Feature Request - CHR - VPP & ISO version CHR ROS

Feature Request - CHR - VPP & ISO version CHR ROS

I’ve been using thousands of Mikrotik devices and dozens of virtual VM CHRs in my ISP networks for many years now. So far , all of my Mikrotik products have stood up well against the test of time and they have easily handled my ISPs leaps in network throughput growth.

However , I am bumping up against the CHR’s upper-end throughput ( which is normally anywhere from 3-Gig to 6-Gig ) where I am unable to achieve 10-Gig+ routing ( I do not see the current CHR having the ability to route at 25-Gig to 100-Gig wire-speed throughputs ).

So , I have two requests I would like to suggest to Mikrotik:
1), Create a CHR ISO , where the CHR can be directly installed on bare-metal hardware ( and/or ISO installed in a hyper-visor ).
2), Create a new CHR ISO image that default utilizes VPP ( Vector Packet Processing ).

Re #1, ISO ; this has been suggested many times by myself and others. This paves the way to install a CHR ISO version on a bare-metal server and eliminates the overhead throughput delays of a hypervisor.

Re #2, VPP ( Vector Packet Processing ) ; This is a new much faster method of processing packets. The routing routines & drivers are re-written to keep software in CPU cache ( greatly increases CPU cache hits by 4 fold and more - where as the current older drivers mostly have CPU cache misses ). VPP is designed to use CPU cache hits - which greatly speeds up throughput and is multiple magnitudes faster.

Note: Other non-Mikrotik VPP software routers ( Vyoxxx, PfSexxxx, Linuxxx ) are now close to or aiming for, or hitting the 100-Gig wire-speed routing throughputs on normal bare-metal x86 Xeon hardware. Recently I have been testing out some of these ISO installable router products - and they are fast ( much faster than my VM CHR routers ). I am now getting ready to start testing out the currently-available various VPP software router products. However , it makes me feel a little sad that for what I know that Mikrotik has zero plans for ISO and VPP router products.

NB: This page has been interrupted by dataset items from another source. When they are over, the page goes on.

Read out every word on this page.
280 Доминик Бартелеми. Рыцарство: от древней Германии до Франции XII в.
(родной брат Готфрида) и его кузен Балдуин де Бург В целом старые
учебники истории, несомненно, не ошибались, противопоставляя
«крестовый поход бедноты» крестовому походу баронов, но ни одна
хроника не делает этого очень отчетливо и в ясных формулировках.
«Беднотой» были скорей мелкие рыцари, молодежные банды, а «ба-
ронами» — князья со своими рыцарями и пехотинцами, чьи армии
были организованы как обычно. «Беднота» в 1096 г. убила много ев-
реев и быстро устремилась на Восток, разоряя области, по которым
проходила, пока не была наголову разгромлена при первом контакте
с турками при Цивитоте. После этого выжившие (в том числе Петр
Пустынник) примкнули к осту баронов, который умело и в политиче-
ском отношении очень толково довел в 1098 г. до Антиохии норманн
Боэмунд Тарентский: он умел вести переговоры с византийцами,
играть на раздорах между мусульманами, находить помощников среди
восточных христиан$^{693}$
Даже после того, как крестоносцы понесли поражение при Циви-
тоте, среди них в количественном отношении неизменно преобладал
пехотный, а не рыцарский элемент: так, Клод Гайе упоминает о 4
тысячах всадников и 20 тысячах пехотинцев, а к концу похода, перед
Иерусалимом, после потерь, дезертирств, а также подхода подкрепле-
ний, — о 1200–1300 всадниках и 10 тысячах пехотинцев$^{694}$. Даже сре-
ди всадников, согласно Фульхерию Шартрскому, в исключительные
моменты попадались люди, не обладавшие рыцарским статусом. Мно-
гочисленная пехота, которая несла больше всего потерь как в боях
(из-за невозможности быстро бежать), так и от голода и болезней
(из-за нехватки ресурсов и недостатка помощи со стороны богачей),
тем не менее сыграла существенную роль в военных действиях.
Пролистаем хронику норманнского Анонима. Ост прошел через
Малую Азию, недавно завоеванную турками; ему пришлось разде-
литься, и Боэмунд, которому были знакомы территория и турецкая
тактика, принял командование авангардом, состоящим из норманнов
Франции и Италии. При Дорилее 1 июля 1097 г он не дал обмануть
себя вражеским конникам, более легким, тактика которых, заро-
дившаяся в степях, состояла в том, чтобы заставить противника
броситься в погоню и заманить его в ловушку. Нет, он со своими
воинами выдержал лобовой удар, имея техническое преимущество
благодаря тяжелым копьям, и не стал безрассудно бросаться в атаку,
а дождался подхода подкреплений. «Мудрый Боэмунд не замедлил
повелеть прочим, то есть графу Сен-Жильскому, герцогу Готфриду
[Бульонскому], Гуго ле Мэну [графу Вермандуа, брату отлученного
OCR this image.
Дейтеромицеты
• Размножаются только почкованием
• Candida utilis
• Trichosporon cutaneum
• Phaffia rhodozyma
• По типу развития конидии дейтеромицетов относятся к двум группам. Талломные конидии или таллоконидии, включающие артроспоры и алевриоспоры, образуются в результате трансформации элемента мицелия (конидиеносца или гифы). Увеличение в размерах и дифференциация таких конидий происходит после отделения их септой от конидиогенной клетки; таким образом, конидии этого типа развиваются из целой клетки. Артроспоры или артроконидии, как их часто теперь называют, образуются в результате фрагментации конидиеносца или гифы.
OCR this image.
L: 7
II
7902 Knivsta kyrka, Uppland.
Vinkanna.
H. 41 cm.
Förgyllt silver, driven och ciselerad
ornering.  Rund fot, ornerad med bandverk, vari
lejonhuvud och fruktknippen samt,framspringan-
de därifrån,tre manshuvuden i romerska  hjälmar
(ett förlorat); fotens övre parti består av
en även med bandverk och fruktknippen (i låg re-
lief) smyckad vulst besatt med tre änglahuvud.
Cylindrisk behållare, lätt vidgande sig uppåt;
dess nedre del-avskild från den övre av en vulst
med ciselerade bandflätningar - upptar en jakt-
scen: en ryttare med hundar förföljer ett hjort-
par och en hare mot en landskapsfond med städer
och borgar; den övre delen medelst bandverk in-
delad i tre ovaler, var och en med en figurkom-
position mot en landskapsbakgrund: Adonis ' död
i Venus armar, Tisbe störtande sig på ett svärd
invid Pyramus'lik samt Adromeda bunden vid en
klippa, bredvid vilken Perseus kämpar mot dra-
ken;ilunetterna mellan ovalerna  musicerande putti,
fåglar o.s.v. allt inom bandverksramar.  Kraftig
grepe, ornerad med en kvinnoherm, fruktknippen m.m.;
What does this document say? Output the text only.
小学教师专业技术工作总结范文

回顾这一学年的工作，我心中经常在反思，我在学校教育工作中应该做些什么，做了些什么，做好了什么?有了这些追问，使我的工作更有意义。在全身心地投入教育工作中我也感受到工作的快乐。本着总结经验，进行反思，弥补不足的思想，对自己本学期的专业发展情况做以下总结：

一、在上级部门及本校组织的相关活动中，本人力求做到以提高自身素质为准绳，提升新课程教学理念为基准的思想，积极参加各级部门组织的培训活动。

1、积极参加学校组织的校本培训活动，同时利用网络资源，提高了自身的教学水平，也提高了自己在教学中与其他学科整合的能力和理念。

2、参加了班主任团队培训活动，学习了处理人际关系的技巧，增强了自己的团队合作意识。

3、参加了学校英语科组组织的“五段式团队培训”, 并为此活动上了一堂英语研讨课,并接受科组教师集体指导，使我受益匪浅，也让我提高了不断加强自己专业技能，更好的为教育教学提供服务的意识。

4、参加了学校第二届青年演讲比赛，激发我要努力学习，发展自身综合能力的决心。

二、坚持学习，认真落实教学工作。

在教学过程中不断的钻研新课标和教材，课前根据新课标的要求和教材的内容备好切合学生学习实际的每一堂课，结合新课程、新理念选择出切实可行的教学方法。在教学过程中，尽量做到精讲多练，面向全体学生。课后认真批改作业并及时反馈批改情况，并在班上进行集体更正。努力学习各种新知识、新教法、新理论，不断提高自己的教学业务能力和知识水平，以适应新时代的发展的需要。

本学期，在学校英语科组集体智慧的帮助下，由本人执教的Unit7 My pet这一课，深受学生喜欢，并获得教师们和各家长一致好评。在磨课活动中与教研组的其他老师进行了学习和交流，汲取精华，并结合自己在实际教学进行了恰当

Years-ago , there was 10-Meg, then years later 100-Meg, then years later 1-Gig
Yesterday , I only needed to route at less than 10-Gig
Today , I need to route at 10 to 50-Gig
Tomorrow , I need to route 100-Gig and possibly faster
On the horizon, I see 400-Gig being the ISP’s in-house standard in routing

What is Mikrotik planning to support as we move to tomorrow’s network throughput demands ?

North Idaho Tom Jones

  1. CHR is designed to run in virtual environments and can easily handle Tbps without any issues. But if you really want to run bare-metal, go for ROS x86_64. But why? Properly set up virtual environments are just as fast as bare metal and are way easier to manage.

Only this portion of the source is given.